Trouver un PDF m’aurait facilité les choses, mais je me contenterai de leur site internet.

 

Pour leur introduction, je dois reconnaitre que leur constat est assez similaire au mien. Porteurs eux aussi d’un projet souverainiste, qu’ont-ils à proposer d’innovant ?

 

1° Institutions et souveraineté populaire

Leur réforme institutionnelle est plutôt satisfaisante (Référendum, vote blanc reconnu,…) même si j’ai du mal avec le cumul de mandat (même pour un maire, ça reste problématique) et le septennat (que je trouve trop long par rapport à un sextennat). Le nombre de députés est réduit, comme toujours, j’ai du mal à me prononcer sur cette question pour le moment.

 

2° Territoires

Je suis assez mitigé sur ce pan du programme. Si la loi NOTRe doit être supprimé, et les territoires d’Outre-mer protégés, je trouve que la suppression des régions et des métropoles est loin d’être un acte judicieux. Enfin, le désenclavement des territoires est une très bonne chose.

 

3° Indépendance nationale

France Bonapartiste milite pour un référendum sur la sortie de l’UE, mais avec le souhait d’une Europe de coopération. Comme pour de nombreux programmes, l’aspect diplomatique est satisfaisant, avec une sortie de l’OTAN, un développement du continent africain et un retour sur les partenariats avec Qatar et Arabie Saoudite. Je ne peux qu’y adhérer.

 

4° Autorité

La perception de l’autorité conduit à proposer une politique assez à droite.
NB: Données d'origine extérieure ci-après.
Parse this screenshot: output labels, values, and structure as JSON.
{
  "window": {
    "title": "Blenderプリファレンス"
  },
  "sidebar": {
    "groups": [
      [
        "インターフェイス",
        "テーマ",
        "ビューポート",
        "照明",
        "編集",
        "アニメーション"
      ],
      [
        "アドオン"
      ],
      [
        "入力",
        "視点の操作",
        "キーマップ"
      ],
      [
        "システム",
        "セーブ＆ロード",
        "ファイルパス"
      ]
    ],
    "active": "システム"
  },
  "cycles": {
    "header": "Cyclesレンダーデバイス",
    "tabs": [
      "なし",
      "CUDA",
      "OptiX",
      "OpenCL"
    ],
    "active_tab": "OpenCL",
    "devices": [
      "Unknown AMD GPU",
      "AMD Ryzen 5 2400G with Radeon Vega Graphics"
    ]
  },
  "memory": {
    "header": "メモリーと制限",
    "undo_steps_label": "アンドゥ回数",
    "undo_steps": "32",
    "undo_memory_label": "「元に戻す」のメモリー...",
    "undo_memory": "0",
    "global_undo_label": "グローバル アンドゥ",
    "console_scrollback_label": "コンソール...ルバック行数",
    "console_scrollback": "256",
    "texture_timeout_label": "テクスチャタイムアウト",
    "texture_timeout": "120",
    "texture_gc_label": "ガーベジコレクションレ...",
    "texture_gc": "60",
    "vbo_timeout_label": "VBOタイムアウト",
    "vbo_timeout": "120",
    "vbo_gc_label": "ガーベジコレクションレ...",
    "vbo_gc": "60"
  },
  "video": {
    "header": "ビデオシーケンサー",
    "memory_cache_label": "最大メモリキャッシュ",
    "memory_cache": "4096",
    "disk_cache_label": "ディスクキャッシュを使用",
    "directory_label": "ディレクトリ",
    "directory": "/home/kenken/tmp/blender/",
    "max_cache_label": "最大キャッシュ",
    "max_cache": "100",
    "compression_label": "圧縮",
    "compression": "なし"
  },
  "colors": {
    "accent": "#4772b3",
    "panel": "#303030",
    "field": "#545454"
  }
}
Pour la suppression de la prescription pour les crimes de sang, viol et actes pédophiles, c’est pas souvent proposé et semble être une bonne idée.

Mais que ce soit l’expulsion des délinquants ou le projet flou sur les peines pour mineurs, on tombe dans le grand classique de la droite. Cependant, j’apprécie l’indignité nationale pour les corrompus par exemple.

 

5° L’école

Le programme scolaire reste assez flou, mais je ne pense pas avoir à rappeler mon opposition au port de l’uniforme et à la sélection en université. Je ne pourrai donc pas m’étendre beaucoup plus.

 

6° L’économie

Je me félicite du pan souverainiste du programme, avec promotion du made in France et lutte contre la concurrence déloyale. Mais la volonté de « libérer » les entreprises en parlant de fiscalité et de droit du travail m’effraie un peu. La situation sociale risquerait de changer dans le mauvais sens.

 

7° La fiscalité

On commence fort avec la suppression de l’ISF qui pourrait donner une orientation inquiétante sur la politique fiscale. Globalement, les orientations sur le sujet ne sont pas toujours claires, même si on voit clairement que ce sera grandement allégé.

 

8° L’agriculture

La politique agricole est plutôt intéressante, avec défense de la biodiversité, indépendance alimentaire et favorisation des circuits courts. Comme de nombreux partis à tendance souverainiste, le domaine de l’agroalimentaire est toujours traité avec sérieux et conscience.

 

9° Question sociale

Je m’étonne de ne rien trouver sur le mariage pour tous dans cette partie (commune dans les partis conservateurs par exemple) ; seule la question de la GPA est abordée, j’y suis opposé aussi, donc c’est parfait.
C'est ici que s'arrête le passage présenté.